Problem Statement
So here is the problem.
Solve $$ xy'' + 2y' = 4x^3 $$
Note there is no boundary conditions provided here though.
The textbook provided a solution using reduction of order (which is attached below), but I tried to solve it with Laplace Transform, which gives a slightly different form. Basically, the two solutions are,
From reduction of order, $y=\frac{1}{5}x^4 -\frac{C_1}{x} + C_2$
From Laplace Transform, $y=\frac{1}{5}x^4 + C_1\delta(x)+C_2$
So you see, the second terms are different from two solutions. One gives a inverse proportion as $\frac{1}{x}$, while the other is a delta function.
They look similar (i can sort of perceive) but are both solutions correct? If so, how could I consolidate the two solutions? I am hoping to get more understanding into the two methods.
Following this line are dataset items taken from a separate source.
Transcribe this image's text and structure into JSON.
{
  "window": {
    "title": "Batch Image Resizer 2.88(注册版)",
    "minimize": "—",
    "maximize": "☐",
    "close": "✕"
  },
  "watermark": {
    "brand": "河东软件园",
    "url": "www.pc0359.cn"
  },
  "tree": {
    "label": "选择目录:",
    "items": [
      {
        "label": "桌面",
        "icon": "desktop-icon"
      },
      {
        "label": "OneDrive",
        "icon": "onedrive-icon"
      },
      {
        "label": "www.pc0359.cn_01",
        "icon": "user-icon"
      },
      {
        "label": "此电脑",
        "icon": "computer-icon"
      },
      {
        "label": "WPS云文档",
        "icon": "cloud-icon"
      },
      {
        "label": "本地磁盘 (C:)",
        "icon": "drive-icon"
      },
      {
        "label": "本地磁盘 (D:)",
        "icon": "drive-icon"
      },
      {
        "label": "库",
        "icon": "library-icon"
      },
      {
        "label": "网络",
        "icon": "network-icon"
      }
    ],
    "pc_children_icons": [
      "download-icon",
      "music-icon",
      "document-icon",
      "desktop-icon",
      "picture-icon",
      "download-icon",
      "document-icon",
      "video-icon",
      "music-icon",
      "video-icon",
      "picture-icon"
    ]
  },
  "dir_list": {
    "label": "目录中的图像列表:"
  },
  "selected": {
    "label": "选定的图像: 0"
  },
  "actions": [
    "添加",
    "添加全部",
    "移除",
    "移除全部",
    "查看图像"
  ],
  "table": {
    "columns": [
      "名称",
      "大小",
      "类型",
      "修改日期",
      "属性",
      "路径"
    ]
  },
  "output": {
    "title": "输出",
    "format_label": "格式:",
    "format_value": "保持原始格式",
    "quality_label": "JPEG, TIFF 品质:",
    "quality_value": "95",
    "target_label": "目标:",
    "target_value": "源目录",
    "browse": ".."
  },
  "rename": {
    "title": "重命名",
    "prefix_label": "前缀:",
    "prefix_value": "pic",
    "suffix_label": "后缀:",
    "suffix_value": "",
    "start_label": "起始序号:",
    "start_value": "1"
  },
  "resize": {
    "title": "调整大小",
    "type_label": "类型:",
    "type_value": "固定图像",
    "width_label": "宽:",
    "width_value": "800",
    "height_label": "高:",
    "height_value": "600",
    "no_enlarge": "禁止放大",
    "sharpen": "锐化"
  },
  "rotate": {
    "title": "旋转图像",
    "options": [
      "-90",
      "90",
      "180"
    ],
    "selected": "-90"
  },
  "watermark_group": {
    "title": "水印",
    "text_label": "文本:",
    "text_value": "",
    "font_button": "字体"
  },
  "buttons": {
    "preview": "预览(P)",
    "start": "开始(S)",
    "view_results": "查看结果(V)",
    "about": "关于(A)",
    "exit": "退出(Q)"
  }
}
Thanks!
The detailed solution steps are attached below.
Attached Detailed Solutions
Reduction of order
Let $u=y'$, so that, $$ x\frac{du}{dx} + 2u = 4x^3 $$ Multiplying by x, $$ x^2\frac{du}{dx} + 2xu = 4x^4\\ \frac{d}{dx}(x^2u) = 4x^4 $$ This can be integrated to give $$ u = \frac{4}{5}x^3 + \frac{C_1}{x^2} $$ from which, $$ y = \frac{1}{5}x^4 - \frac{C_1}{x} + C_2 $$ for $x\neq0$
Laplace Transform
First apply Laplace transform to all terms, $$ \mathcal{L}(xy'') = -2sY - s^2Y' + y(0)\\ \mathcal{L}(y') = sY - y(0)\\ \mathcal{L}(x^3) = \frac{3!}{s^4} $$ Putting everything into the ODE and organize, we have, $$ Y' = -24s^{-6} - y(0)s^{-2}\\ Y = \frac{24}{5}s^{-5} + y(0)s^{-1} + C $$ Apply inverse Laplace transform, we can get, $$ y = \frac{1}{5}x^4 + y(0) + C\delta(t) $$ Rename constants to a comparable form, we have finally $$ y = \frac{1}{5}x^4 + C_1\delta(t) + C_2 $$ For this case, $x>=0$.
HINT
This answer has nothing to do with your question, but provides another way to solve the problem.
\begin{align*} xy^{\prime\prime} + 2y^{\prime} = 4x^{3} \Longleftrightarrow x^{2}y^{\prime\prime} + 2xy^{\prime} = 4x^{4} \Longleftrightarrow (x^{2}y^{\prime})^{\prime} = 4x^{4} \Longleftrightarrow x^{2}y^{\prime} = \frac{4x^{5}}{5} + k \end{align*}